Golpeó una y otra vez el pasto, lo arrancaba, y juró que jamás le volvería a ocurrir una
humillación como esa. Tenía que calmarse, pensaba. Necesitaba modular su
temperamento. Si no quería que le volviera a pasar algo así, tenía que
controlar la ira y eliminar la violencia. Intentaría no pelear más, pero esa
humillación no la perdonaría y no la iba a dejar pasar.
Dos semanas después del penoso episodio, Bernardo buscó al
muchacho que lo había empujado y lo golpeó tres veces en la cara, luego lo
derribó y lo golpeó con la cabeza un par de veces más, el muchacho se lo quitó
de encima y se echó a correr. Bernardo lo persiguió, pero no pudo alcanzarlo.
Las risas de los demás muchachos le concedieron la victoria. Al día siguiente
buscó al otro muchacho, al que se colocó detrás de él. Ese era a quien Bernardo
culpaba de su lesión y le tenía mucho mayor resentimiento por su cobardía. A él
no lo dejó escapar: lo primero que hizo fue azotar su cabeza contra un árbol,
en seguida le propinó un puñetazo en la nuca, continuó con más puñetazos en la
sien y culminó su venganza contra el muchacho de doce años con un fuerte
rodillazo en la espalda, en la zona lumbar, la que él le había lastimado.
Bernardo volvió a casa con las manos temblorosas. Un trueno
anunció el aguacero que cayó justo después de que Bernardo entrara al baño. No
entró porque tuviera necesidad, simplemente necesitaba estar solo. Había ganado
dos peleas en dos días consecutivos, pero no se sentía bien. Por el contrario
estaba más enojado, pero nadie era el culpable, no había a quién castigar por
su tristeza o su enojo, más que a él mismo.

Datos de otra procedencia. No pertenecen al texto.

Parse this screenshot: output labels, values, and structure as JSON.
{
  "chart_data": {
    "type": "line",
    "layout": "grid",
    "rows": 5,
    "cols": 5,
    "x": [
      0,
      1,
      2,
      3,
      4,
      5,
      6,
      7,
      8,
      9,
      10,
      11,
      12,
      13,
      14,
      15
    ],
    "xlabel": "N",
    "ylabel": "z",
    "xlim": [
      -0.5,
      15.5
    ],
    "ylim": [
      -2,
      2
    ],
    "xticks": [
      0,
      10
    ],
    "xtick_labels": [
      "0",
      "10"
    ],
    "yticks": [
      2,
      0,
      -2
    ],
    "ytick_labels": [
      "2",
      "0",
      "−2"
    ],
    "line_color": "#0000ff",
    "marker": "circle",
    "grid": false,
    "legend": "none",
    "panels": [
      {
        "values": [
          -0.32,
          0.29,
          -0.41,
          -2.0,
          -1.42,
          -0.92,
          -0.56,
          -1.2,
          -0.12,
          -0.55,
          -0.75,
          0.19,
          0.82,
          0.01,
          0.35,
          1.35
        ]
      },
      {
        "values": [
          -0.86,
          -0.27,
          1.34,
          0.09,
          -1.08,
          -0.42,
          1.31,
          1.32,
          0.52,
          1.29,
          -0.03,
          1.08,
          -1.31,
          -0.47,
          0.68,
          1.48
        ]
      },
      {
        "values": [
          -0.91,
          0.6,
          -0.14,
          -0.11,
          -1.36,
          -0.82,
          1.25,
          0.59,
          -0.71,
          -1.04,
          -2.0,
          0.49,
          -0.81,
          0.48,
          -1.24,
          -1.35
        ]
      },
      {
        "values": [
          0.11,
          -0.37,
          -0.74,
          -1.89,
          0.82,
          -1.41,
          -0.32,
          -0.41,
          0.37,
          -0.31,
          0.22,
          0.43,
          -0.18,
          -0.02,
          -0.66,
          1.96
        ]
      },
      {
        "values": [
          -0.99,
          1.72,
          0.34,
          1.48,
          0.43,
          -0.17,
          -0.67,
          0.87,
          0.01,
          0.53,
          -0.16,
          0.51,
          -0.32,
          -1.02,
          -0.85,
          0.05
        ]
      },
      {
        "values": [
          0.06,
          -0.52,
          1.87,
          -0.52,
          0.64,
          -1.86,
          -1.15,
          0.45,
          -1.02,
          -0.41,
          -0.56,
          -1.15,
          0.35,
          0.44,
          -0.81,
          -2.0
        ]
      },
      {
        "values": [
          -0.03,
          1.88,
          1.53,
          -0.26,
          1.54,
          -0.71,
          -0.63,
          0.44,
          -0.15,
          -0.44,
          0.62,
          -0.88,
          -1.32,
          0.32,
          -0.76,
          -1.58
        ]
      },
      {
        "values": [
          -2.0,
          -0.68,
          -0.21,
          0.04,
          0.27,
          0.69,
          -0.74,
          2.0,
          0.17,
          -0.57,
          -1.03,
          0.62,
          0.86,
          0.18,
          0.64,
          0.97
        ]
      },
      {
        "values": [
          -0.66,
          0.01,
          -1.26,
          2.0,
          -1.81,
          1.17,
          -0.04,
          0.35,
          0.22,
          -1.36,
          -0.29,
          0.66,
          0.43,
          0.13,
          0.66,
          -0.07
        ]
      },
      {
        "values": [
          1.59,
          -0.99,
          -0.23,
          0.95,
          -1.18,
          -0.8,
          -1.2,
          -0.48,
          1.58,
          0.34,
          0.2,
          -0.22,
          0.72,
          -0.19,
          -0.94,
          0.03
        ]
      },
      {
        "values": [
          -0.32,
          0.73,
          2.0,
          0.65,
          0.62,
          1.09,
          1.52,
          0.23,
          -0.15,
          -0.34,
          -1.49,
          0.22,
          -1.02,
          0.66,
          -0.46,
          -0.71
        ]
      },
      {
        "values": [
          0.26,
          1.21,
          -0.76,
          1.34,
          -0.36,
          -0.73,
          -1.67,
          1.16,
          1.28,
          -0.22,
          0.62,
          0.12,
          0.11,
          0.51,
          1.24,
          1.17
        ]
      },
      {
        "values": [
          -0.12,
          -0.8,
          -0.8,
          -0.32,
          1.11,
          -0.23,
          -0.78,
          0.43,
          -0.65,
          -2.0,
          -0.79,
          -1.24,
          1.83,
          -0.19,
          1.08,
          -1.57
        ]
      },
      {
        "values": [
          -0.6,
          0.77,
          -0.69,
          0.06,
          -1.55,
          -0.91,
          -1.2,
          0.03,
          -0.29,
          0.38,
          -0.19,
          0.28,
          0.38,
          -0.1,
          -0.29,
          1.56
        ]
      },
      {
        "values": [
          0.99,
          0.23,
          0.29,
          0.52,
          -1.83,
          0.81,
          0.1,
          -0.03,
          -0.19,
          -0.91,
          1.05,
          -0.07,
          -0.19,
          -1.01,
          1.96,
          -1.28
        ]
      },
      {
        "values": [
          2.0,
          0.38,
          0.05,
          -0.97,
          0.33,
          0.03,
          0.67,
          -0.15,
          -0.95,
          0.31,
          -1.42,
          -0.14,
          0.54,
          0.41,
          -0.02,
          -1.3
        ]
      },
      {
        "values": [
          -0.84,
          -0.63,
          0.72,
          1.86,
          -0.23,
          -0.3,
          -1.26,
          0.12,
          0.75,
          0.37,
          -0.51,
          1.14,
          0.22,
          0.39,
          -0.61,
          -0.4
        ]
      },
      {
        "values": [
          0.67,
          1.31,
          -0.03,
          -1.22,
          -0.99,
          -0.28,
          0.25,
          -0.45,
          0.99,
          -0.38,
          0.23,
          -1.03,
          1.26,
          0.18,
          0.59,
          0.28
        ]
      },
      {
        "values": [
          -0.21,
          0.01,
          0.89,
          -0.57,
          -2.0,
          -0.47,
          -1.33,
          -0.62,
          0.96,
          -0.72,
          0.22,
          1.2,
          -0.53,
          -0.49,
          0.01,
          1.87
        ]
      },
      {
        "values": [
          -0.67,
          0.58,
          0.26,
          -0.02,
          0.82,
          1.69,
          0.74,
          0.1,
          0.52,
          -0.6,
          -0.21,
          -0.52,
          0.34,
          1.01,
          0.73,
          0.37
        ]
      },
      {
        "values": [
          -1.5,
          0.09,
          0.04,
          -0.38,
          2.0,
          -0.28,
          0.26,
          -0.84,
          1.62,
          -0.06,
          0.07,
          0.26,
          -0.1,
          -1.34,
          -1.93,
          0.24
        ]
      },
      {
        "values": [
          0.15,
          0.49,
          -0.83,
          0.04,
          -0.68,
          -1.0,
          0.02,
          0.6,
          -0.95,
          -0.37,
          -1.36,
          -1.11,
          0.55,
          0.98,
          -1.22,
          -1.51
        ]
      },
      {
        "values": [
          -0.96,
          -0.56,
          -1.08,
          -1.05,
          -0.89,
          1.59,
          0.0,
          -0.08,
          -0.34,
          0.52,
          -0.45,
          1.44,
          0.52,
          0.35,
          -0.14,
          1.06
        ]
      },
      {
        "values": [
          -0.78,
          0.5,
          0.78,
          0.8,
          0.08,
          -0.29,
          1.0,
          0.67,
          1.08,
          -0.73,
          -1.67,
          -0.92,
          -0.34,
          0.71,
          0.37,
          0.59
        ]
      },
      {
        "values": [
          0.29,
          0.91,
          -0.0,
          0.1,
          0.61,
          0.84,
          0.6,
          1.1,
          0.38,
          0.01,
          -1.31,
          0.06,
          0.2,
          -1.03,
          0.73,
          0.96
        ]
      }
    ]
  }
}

Durante poco más de un año, Bernardo no salió de casa por
las tardes. Era un extraño en cualquier lugar, en su barrio, en su escuela. El
riesgo de encontrarse con alguien que se burlara del él por su forma de hablar,
por como caminaba, por el tono de su piel, por su temperamento, ese riesgo
siempre estaba latente, las palabras “loco”, “maniático”, “fenómeno” podrían
salir casi de cualquier boca, en cualquier momento. No siempre podía
contenerse. El único lugar donde no ocurría eso era en casa, cuando estaba
solo. No había otra manera de evitar que estallara, más que en aislamiento.
Ya estaba cansado de la violencia. Quería salir de ese mundo
en el que habitaban las burlas, los gritos, los insultos y las peleas, ese
mundo enmarcado por la lluvia. Porque la lluvia siempre estaba presente,
siempre lo cubría antes o después de una pelea o de una bravata. Las gotas
siempre estaban sobre su cuerpo, al igual que las miradas desdeñosas de los
demás.
Todos los días, al salir de la escuela, Bernardo tomaba un
microbús, uno en particular. Les gustaba viajar en esa unidad porque el
conductor le parecía simpático, y porque había un pequeño banco de madera al
frente, ese era su lugar favorito, porque podía pegar su frente al parabrisas.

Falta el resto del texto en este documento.